Spring crops, especially barley, have stretched in the past fortnight, but this may not yield additional straw.

While yield potential has not been increased, grain fill could benefit now that there is more life in crops.

Most winter crops fared better in the drought and good winter crops down south look promising. But further north, there are winter barley crops on light land that are over 80% dead since the drought.

It is hardly surprising that an abnormal year would result in unusual problems.

While spring crops in thesouth look promising, spring barley still looks thin and ear count measurements report around 750/m2 (75% of normal). But ear size seems bigger, and better than average grain fill would help to plug the yield gap.

Up north, spring crops have more problems. Some thin barley crops have a lot of late green tillers, which could cause problems at harvest. They can slow combining and baling, or cause high moisture or crop rejection due to green grains.

Spring wheat has suffered badly too.

Some crops are very uneven and little more than 40cm tall. Signs of drought are everywhere.

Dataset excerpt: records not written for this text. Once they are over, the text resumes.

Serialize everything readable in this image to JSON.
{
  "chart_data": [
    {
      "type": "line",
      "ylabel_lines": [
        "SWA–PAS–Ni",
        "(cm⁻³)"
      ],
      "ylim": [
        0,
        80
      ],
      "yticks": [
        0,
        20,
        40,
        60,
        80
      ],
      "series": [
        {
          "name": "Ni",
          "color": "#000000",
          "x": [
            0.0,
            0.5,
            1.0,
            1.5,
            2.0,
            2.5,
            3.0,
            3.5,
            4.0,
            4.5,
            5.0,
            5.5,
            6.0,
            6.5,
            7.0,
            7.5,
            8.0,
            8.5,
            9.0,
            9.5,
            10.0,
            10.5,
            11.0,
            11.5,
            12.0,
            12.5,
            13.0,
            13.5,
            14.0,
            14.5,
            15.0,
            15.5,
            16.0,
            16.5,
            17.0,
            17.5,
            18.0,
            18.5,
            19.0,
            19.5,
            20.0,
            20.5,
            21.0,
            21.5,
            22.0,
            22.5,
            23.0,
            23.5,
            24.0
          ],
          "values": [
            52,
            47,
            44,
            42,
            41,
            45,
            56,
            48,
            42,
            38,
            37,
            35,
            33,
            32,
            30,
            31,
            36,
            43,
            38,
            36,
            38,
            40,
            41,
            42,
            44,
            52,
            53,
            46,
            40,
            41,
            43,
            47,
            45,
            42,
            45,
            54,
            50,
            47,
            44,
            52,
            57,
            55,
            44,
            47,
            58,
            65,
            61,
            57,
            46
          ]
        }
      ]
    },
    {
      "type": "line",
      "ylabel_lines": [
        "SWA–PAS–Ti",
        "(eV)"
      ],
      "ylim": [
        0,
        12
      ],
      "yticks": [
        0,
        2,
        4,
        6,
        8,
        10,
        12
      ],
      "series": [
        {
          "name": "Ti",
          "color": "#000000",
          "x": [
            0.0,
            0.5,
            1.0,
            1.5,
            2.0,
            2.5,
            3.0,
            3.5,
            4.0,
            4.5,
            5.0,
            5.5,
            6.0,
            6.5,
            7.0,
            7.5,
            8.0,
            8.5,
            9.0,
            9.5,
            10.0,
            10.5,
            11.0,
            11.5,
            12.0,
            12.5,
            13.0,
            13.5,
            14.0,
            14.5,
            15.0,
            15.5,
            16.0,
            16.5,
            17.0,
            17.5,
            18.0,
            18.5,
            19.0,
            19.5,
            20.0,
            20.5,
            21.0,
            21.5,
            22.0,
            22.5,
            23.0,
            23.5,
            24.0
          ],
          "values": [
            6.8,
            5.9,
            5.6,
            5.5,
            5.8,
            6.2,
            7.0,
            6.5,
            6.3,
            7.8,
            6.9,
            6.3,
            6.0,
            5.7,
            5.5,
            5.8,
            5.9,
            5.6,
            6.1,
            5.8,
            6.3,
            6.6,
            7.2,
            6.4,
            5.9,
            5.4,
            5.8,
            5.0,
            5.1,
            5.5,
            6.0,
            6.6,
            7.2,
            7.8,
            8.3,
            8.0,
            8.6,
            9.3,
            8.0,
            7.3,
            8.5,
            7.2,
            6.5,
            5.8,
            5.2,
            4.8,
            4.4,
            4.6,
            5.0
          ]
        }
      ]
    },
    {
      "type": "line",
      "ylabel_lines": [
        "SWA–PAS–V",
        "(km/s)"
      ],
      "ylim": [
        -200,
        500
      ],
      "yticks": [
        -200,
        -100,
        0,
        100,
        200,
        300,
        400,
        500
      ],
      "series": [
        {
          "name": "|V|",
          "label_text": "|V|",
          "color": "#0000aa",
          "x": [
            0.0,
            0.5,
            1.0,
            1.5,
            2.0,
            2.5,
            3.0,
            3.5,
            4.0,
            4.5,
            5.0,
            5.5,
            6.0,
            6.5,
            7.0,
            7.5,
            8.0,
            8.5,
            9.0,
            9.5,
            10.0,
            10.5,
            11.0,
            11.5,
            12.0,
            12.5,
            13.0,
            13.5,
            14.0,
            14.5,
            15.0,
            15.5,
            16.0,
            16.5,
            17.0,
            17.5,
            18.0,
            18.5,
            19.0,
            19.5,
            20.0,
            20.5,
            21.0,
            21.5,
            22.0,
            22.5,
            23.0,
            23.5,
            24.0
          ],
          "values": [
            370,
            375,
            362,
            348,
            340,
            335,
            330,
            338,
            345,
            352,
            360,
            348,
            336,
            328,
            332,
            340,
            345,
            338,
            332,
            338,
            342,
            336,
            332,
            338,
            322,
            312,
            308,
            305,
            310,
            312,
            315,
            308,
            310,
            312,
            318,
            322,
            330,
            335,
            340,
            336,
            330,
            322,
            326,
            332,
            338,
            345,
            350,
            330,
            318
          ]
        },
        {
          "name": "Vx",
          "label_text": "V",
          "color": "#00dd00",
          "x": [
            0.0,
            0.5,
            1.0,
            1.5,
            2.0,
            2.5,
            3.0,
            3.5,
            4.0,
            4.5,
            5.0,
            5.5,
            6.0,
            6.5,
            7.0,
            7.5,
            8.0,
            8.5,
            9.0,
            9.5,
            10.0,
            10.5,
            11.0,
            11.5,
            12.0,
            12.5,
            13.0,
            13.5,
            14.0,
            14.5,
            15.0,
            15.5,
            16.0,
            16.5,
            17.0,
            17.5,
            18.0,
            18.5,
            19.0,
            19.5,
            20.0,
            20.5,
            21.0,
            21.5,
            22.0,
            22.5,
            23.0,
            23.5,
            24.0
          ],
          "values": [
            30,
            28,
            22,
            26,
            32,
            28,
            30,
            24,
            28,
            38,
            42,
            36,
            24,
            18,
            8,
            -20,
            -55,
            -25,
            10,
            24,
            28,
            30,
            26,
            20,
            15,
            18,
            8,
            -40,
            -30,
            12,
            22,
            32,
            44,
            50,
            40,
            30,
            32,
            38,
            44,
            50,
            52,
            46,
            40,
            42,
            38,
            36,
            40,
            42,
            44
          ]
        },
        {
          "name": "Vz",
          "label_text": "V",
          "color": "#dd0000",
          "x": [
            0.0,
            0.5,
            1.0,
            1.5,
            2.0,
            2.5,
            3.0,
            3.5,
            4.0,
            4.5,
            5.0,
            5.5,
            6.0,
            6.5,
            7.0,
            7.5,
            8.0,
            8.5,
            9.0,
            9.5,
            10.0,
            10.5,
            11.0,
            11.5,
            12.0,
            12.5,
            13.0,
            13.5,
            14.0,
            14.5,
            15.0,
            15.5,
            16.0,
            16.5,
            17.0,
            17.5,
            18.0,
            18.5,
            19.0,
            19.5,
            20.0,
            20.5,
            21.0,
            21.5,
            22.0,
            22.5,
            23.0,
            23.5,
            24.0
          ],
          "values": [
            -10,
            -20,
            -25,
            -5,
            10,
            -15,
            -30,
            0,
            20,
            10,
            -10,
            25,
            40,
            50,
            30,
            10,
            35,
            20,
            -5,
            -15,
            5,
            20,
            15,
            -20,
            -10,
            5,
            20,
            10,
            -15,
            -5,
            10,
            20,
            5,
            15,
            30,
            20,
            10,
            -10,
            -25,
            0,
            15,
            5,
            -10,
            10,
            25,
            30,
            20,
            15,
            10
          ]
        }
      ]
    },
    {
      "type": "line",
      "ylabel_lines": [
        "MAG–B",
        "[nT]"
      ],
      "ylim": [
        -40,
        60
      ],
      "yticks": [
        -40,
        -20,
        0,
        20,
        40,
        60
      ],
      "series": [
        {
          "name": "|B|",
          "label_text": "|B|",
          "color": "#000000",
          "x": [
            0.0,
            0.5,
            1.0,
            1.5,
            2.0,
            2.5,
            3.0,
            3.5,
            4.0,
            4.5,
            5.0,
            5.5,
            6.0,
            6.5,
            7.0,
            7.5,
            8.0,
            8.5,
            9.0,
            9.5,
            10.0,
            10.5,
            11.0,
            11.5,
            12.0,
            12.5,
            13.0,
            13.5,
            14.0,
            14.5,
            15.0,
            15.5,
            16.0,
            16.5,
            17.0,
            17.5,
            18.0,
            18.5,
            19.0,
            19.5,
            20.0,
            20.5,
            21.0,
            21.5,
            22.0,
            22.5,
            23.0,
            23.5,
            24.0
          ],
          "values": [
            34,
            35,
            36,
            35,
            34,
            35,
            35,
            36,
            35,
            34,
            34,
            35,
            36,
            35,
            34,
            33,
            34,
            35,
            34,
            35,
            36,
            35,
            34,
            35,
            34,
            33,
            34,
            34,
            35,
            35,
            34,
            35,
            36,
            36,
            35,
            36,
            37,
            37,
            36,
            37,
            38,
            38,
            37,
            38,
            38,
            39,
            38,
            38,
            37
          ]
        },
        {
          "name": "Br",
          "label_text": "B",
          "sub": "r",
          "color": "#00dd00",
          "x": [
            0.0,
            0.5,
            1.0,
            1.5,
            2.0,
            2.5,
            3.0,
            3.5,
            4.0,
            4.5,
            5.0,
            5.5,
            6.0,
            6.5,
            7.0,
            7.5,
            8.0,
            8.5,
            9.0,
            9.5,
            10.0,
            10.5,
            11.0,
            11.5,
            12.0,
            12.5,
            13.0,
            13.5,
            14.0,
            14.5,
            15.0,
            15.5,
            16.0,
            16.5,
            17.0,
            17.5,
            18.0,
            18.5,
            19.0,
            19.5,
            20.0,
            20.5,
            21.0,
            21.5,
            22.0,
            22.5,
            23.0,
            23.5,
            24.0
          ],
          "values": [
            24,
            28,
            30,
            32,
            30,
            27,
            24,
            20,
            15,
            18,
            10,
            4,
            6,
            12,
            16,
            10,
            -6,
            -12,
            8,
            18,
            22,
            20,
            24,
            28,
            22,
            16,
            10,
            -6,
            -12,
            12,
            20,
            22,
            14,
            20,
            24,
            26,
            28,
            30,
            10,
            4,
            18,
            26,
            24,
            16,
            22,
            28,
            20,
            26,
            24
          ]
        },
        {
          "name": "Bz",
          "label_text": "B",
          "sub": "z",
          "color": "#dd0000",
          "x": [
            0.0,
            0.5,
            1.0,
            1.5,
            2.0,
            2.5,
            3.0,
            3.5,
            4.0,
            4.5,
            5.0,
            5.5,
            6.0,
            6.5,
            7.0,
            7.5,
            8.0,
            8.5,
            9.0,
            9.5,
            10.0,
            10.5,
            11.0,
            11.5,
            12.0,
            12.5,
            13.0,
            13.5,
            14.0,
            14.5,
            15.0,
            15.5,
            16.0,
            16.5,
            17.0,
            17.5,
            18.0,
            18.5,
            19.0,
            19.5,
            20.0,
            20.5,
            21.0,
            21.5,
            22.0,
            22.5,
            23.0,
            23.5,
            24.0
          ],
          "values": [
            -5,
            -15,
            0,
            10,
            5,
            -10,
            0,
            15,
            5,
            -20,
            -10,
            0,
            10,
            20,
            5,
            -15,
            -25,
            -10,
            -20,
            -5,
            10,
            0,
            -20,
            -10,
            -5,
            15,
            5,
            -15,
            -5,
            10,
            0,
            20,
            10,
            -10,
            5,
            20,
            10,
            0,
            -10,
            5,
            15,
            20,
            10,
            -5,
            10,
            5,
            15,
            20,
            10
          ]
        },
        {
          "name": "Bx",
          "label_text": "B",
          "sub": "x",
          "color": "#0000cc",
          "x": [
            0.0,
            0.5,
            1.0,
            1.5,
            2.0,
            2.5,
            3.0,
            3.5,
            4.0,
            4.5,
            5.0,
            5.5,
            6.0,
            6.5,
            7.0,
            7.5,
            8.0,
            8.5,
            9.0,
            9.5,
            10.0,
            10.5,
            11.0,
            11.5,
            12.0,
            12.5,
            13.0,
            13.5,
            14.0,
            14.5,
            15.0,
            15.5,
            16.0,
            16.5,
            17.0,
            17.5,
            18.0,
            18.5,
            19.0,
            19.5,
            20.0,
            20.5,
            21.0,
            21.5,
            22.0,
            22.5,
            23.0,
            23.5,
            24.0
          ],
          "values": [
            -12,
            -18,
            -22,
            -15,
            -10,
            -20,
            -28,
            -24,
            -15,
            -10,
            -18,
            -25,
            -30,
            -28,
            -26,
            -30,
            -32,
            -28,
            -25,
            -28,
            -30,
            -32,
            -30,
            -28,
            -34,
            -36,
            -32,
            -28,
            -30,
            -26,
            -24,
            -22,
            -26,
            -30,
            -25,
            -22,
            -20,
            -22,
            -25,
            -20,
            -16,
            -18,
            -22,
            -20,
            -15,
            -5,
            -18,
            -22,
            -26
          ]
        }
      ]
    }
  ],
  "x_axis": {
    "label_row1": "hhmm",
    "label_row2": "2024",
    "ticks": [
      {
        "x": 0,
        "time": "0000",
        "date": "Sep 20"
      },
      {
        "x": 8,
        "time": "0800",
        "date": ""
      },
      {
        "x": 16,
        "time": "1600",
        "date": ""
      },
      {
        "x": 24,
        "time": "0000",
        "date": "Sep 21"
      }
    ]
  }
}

Late frost also caused damage.

This is evident in winter barley as sterile grains and partially sterile ears in wheat, which can be seen in some early patches of winter wheat and some spring wheat.

Damaged heads are 70% to 80% sterile. Frost during ear emergence killed the softest part of the developing ears.

Spring beans are also badly hit in some drought areas. Pod set was badly restricted. Some crops have little more than 20cm of podding zone and barely a dozen pods per plant. But the lowest pods are well off the ground.